As you might imagine, the solution here is retroreflection.  Again, retroreflection is light that reflects back at the light source.  So its super bright like specular reflection, but unlike specular reflection, its easy to pick up.  You know exactly where its going, right back to the source.  All you need to do is make sure your light source is also your camera lense (or close enough).  This is of course, why NaturalPoint cameras and optical mocap cameras in general, tend to have LED rings around the lense.  NP camera LEDs show up a dull pink when they’re active but don’t let this fool you.  They are actually putting out a ton of light.  Its just infrared… about 850 nanometers in wavelength.  According to Jim Richardson, the CMOS sensors in the cameras are actually more responsive to visible light than IR.  However, IR l
ight is usually used in mocap because a) we can’t see it, so it doesn’t distract us.  b) motion picture film and video cameras already filter it out because they are mimicking our own visual response.  This way, the mocap system’s lighting doesn’t interfere with human vision based imaging.


If you’ve got your light source and camera all set up to pick up retroreflective light, then all thats left to do is make sure your marker actually is retroreflective.  There are typically two ways this is done by contemporary humans.

Firstly, we can use "corner reflectors."  An example of a corner reflector is a bicycle reflector.  Corner reflectors are made by butting three mirrors together at right angles.  A bicycle reflector often has hundreds of little mirrors set up in triplets in this manner.  Believe it or not, this does actually work.  I have to cover up my bicycle all the time when I use cameras in my apartment.  I have looked into getting a bunch of small 1" bicycle reflectors to use as markers and in some situations, they may actually be useful.  Though, there are better solutions.

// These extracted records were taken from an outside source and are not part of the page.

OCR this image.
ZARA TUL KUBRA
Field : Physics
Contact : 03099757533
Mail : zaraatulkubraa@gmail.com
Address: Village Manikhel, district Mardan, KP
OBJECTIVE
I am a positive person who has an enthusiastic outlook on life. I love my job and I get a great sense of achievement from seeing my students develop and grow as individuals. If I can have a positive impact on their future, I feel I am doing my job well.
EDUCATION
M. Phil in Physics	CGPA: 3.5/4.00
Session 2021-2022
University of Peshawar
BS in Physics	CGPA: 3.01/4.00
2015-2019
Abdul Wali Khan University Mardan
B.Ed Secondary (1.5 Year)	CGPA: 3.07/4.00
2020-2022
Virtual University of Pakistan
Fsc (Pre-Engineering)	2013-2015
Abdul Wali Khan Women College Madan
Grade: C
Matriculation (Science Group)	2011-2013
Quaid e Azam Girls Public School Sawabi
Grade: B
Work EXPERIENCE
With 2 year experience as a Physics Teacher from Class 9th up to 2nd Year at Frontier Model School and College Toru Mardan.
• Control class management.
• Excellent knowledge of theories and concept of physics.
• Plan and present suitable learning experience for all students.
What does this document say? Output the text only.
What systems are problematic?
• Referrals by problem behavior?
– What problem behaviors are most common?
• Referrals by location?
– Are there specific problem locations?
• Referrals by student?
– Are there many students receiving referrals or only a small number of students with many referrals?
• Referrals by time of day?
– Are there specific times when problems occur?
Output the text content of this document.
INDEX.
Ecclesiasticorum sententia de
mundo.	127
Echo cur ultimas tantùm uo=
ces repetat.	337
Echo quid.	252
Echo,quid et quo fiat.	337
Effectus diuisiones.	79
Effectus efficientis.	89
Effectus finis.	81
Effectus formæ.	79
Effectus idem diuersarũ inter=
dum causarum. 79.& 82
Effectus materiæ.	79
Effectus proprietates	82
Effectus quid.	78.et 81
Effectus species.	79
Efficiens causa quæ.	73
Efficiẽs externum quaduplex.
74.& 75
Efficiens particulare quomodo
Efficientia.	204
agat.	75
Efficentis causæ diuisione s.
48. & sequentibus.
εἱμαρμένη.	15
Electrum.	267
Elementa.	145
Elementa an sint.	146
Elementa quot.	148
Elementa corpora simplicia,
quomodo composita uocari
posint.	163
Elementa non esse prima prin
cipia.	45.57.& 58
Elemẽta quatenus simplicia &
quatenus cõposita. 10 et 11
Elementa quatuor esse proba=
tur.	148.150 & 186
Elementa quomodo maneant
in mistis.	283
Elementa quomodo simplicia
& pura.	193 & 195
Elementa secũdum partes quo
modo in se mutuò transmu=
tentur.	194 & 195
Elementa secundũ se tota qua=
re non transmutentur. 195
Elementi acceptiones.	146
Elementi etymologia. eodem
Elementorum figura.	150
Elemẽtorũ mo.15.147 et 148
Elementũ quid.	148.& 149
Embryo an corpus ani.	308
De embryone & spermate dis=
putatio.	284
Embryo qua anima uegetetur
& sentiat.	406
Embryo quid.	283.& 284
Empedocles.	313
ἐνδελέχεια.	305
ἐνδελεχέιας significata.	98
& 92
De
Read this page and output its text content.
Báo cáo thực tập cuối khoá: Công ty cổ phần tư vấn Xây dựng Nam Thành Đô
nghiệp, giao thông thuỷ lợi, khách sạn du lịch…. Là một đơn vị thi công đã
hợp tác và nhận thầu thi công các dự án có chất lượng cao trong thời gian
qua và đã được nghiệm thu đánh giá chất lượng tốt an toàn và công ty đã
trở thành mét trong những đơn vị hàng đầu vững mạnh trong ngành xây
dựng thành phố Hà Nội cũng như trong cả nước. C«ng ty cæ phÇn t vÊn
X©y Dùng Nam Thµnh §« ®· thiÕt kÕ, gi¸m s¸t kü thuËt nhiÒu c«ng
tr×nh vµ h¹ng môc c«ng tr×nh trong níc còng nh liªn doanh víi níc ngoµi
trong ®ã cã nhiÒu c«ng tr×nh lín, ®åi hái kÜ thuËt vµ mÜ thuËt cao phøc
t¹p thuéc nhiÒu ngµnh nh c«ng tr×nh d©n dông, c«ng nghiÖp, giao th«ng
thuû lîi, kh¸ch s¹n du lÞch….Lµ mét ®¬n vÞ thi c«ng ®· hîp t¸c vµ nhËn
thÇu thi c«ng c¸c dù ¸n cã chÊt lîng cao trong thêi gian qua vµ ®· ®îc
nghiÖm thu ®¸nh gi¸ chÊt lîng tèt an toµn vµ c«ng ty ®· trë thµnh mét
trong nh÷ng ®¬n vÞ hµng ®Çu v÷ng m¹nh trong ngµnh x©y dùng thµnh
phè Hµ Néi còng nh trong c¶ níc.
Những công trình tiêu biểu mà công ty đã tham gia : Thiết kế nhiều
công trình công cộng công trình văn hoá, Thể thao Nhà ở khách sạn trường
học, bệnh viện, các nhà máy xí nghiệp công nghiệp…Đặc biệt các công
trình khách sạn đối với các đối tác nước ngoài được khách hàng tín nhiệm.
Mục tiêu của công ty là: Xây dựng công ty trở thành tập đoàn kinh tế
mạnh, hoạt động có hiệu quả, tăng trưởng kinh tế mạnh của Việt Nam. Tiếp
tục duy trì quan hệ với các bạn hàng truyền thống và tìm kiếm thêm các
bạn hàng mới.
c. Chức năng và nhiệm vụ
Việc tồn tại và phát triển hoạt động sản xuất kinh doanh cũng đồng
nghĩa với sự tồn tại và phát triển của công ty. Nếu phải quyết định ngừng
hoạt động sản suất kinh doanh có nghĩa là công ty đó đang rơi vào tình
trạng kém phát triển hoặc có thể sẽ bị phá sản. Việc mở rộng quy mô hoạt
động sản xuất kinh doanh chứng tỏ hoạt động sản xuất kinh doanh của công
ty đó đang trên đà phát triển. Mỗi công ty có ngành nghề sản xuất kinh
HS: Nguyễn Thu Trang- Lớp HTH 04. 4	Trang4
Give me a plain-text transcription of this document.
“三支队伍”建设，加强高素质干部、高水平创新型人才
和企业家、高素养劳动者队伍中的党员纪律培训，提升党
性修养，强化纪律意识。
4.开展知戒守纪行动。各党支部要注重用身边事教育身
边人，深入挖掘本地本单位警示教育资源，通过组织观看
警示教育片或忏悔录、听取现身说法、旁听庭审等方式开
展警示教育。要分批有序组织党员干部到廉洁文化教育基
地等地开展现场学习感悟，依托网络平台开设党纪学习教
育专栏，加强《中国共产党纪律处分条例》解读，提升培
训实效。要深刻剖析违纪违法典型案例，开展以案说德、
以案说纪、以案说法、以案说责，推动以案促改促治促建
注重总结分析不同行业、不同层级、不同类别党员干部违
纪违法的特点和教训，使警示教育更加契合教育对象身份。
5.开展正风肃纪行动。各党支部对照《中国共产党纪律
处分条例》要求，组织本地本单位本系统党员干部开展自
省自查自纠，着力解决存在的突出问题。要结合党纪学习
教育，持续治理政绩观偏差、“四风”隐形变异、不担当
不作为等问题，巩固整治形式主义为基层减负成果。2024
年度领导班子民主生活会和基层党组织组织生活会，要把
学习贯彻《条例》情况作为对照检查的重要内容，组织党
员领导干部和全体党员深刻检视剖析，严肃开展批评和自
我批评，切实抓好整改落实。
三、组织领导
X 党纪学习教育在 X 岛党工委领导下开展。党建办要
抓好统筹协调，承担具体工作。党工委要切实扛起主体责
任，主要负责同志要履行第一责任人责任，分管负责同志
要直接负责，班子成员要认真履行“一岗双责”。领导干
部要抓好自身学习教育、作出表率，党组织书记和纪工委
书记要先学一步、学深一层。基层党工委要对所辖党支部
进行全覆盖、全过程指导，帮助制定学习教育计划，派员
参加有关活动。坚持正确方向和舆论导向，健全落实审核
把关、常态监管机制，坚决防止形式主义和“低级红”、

The second retroreflective material is whats known as 3m scotchlite.  Pretty much any retroreflective material you can think of besides corner reflectors comes back to 3m and scotchlite.  Even those reflective paints on the road are made with materials bought from 3m.  I have a can of "reflective" spray paint from Rustoleum.  They bought their materials from 3m.  Scotchlite is based on glass beads and can be bought in many forms, from raw beads (sand like) to textiles to tapes to paints.  Scotchlite comes in different grades and colors.  Generally though, the best retroreflectivity comes from scotchlite products in which the beads have been bonded to a material by 3m, rather than bonding done by other parties.  So, buying 3m tape or textile is your best bet for mocap.  The material that NaturalPoint sells in their own store is actually the highest quality material I’ve come across.  Markers built from that material perform better than some of the "hard" markers in their store, that clearly had the material sprayed on by a 3rd party.

Emissive Markers

You may have noticed that to this point, we’ve been talking about generating contrast on materials that are bouncing light from a separate light source.  However, its possible that a marker could emit its own light.  Generally, these types of markers are known as active markers.  I have actually constructed active markers in the past and will probably do so again within the year.  NaturalPoint actually sells wide throw 850nm LEDs in their store for this kind of application.  Mocap systems by PhaseSpace also work off of active LED markers.  Active markers have benefit and detriment.  They often put out a lot more light than a retroreflective maker will and therefore are really easy to track.  They are however, expensive, and they do require mounting electronics on your mocap talent.  This can be problematic in some cases. In some cases, they heat up quite a bit, though this problem can be designed away.

Hopefully some of this has helped give an understanding of what is going on in your mocap volume.  You can use this information to help get better quality captures.  Throwing your cameras into grayscale mode and looking at the enivironment as the camera sees it,  will let you see these concepts in action.  It should also give you a better idea of how to go about optimizing your mocap environment and exposure settings for capture.